Fig. 8. Slitrk2-cKO mice display mild learning and memory deficits and abnormal gait.

a Schematic depiction (top) of Barnes maze test. b–d Number of errors before first encountering the escape hole (b) escape latency (c) and total distance (d) for Control and Nestin-Slitrk2 mice during the training session. Data are presented as means ± SEMs (‘n’ denotes the number of mice; Control, n = 17; Nestin-Slitrk2, n = 12; two-way ANOVA with Sidak’s multiple comparisons test). Representative track images (bottom) from first and last days of the training. e, f Number of errors before first encountering the escape hole for control and Nestin-Slitrk2 mice during 1st (e) and 2nd probe (f) trials. Data are presented as means ± SEMs (‘n’ denotes the number of mice; Control, n = 15; Nestin-Slitrk2, n = 12; *p < 0.05; two-tailed Mann–Whitney U test). Representative track images (bottom) from 1st and 2nd probe trials. g Representative image of the footprint patterns of juvenile (P20) and adult (P65) control and Nestin-Slitrk2 mice. h, i Footprint patterns were analyzed based on overlap, stride length, stance length, and sway length. P20 (h) and P65 (i) Nestin-Slitrk2 mice exhibited longer overlap length. Data are shown as means ± SEMs (‘n’ denotes the number of mice; P20: Control, n = 10; Nestin-Slitrk2, n = 12; P65: Control, n = 14; Nestin-Slitrk2, n = 15; *p < 0.05, **p < 0.01, ***p < 0.001, ****p < 0.0001; two-tailed Mann–Whitney U test). See Source data for raw data values and Supplementary Table 4 for statistical details.
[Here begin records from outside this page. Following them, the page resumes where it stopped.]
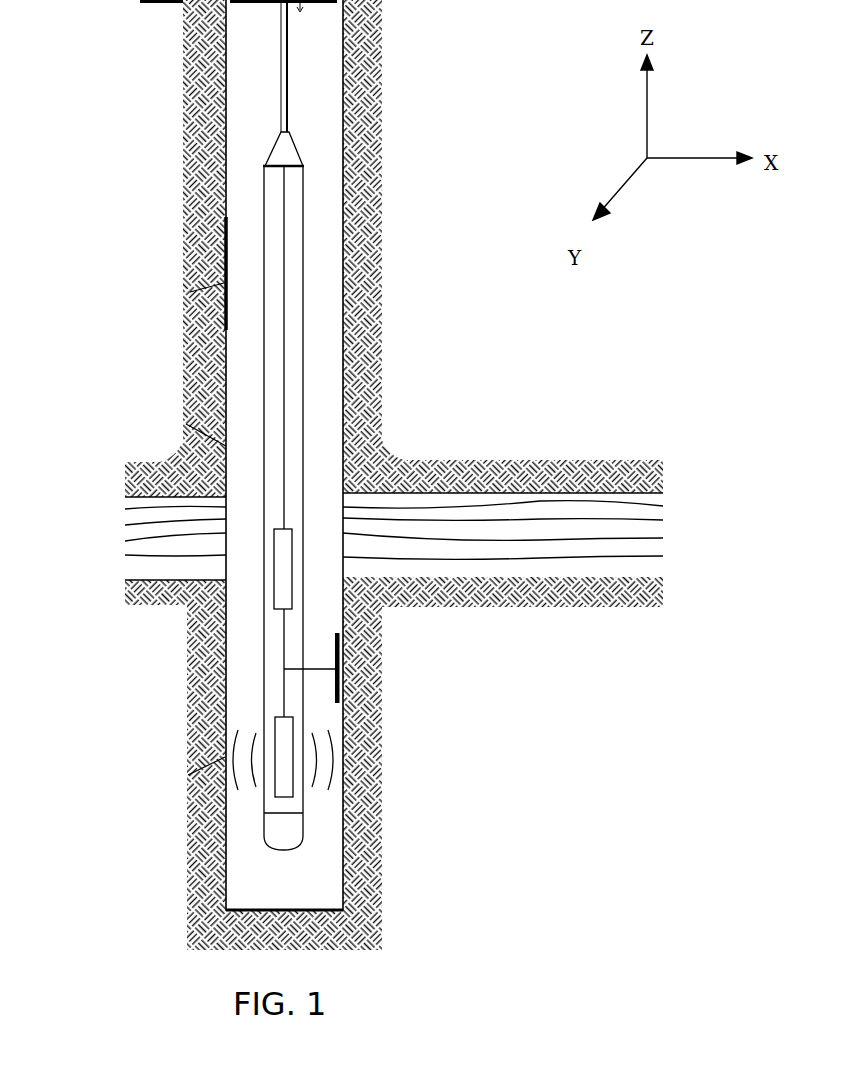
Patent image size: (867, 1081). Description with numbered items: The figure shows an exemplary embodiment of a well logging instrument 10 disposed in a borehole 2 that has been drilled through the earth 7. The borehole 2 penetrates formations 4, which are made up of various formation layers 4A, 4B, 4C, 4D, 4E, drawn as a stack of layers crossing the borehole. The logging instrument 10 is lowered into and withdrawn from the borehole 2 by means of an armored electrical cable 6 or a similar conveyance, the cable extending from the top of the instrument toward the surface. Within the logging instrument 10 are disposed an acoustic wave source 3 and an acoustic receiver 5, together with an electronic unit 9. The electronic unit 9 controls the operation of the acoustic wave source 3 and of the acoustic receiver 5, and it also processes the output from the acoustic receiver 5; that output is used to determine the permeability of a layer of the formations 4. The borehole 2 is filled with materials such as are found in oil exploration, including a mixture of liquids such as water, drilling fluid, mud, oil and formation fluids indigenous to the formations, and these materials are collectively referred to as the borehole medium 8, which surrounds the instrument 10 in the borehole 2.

The borehole 2 is at (325, 60).
The acoustic wave source 3 is at (275, 722).
The formations 4 is at (122, 534).
The formation layer 4A is at (667, 495).
The formation layer 4B is at (660, 512).
The formation layer 4C is at (660, 528).
The formation layer 4D is at (660, 547).
The formation layer 4E is at (660, 565).
The acoustic receiver 5 is at (340, 657).
The armored electrical cable 6 is at (283, 68).
The earth 7 is at (368, 768).
The borehole medium 8 is at (284, 887).
The electronic unit 9 is at (278, 585).
The well logging instrument 10 is at (312, 228).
Fig. 9. Proper Slitrk2 function in the hippocampal CA1 is required for mediating spatial reference memory in mice.

a Experimental configuration for electrophysiology and immunohistochemistry experiments (c–g). b Representative brain sections illustrating the precise targeting of AAVs for expression of Cre recombinase in the hippocampal CA1. Scale bar: 500 µm. c–e Representative traces (c) and summary graphs showing the frequency (d) and amplitude (e) of mEPSCs recorded from Slitrk2-floxed mice injected with AAVs expressing ΔCre or Cre. Data are shown as means ± SEMs (ΔCre, n = 13; Cre, n = 20; *p < 0.05; two-tailed Mann–Whitney U test). f, g Representative images (f) and summary graphs quantifying the integrated intensity (g) of VGLUT1 and PSD-95 puncta. Data are shown as means ± SEMs (ΔCre, n = 6; Cre, n = 6; Cre+WT, n = 5; and Cre+T312A, n = 5 mice; *p < 0.05, **p < 0.01, ****p < 0.0001; ANOVA with Tukey’s test). Scale bar, 10 µm (applies to all images). h Experimental configuration for Barnes Maze tests (i–l). i Representative traces of locomotive behavior for Barnes Maze tests. Target box is indicated with a yellow circle. j Number of errors before first encountering the escape hole, escape latency, and total distance for Slitrk2-floxed mice injected with ΔCre (Control) or Cre during the training session. Data are presented as means ± SEMs (ΔCre, n = 12; Cre, n = 8; two-way ANOVA with Sidak’s multiple comparisons test). k, l Number of errors before first encountering the escape hole for Slitrk2-floxed mice injected with ΔCre (Control) or Cre during 1st (k) and 2nd (l) probe trials. Data are presented as means ± SEMs (ΔCre, n = 12; Cre, n = 8; *p < 0.05, **p < 0.01; two-tailed unpaired t-test). See Source data for raw data values and Supplementary Table 4 for statistical details.